Опубликован отчёт о деятельности группировки JuiceLedger
Исследователи SentinelLabs в сотрудничестве с Checkmarx опубликовали отчёт об активности и эволюции группировки JuiceLedger. В начале 2022 года злоумышленники начали проводить относительно незаметные кампании, распространяя мошеннические .NET-приложения, предназначенные для кражи конфиденциальных данных из браузеров жертв. В августе 2022 года злоумышленники отравляли пакеты с открытым исходным кодом, чтобы охватить более широкую аудиторию, воруя информацию с помощью атак на цепочку поставок. В рамках фишинговой кампании операторы JuiceLedger активно атаковали разработчиков PyPi, отправляя фишинговые электронные письма и ВПО, предназначенное для последующего заражения пользователей с помощью JuiceStealer.

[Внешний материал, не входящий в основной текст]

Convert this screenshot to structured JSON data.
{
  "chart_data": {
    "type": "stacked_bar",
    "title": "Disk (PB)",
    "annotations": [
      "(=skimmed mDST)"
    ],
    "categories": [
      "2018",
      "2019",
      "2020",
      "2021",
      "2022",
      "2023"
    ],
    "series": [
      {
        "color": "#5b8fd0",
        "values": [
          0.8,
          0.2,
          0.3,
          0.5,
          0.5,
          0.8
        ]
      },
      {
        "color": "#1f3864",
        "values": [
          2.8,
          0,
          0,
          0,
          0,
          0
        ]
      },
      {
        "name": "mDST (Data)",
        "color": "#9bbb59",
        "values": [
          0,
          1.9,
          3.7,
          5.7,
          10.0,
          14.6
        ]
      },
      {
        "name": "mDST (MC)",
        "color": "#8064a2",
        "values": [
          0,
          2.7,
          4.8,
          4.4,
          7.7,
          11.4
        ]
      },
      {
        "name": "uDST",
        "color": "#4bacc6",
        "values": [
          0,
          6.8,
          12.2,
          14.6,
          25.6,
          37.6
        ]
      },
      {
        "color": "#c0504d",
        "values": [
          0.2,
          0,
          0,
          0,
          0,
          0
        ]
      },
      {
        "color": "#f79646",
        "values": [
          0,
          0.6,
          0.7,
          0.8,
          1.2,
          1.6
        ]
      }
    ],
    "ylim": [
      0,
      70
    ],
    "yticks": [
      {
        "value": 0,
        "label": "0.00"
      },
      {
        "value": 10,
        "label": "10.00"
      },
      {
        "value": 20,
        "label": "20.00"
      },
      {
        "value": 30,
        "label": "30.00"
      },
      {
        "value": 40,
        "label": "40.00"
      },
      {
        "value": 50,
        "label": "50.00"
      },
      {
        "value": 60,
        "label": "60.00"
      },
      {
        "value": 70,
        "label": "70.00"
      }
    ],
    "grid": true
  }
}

CYBLE обнаружили новый банковский троян Zanubis
Специалисты CYBLE в рамках Cyble Research and Intelligence Labs (CRIL) наткнулись на неизвестный образец вредоносного ПО. После тщательного анализа программа была идентифицирована как новый вариант банковского Android трояна. ВПО получило название Zanubis в честь одноименной строки-ключа для расшифровки ответов, получаемых от C&C сервера. Троян выдает себя за легитимное PDF-приложение и нацелен на банки Перу, а также на WhatsApp и Gmail. По словам специалистов, ВПО все еще находится в стадии разработки, так как некоторые используемые в коде команды еще не реализованы, а оверлейные URL-адреса для нескольких целевых приложений отсутствуют. Исследователи перечислили индикаторы компрометации, а также советы по обнаружению и предотвращению заражения ВПО.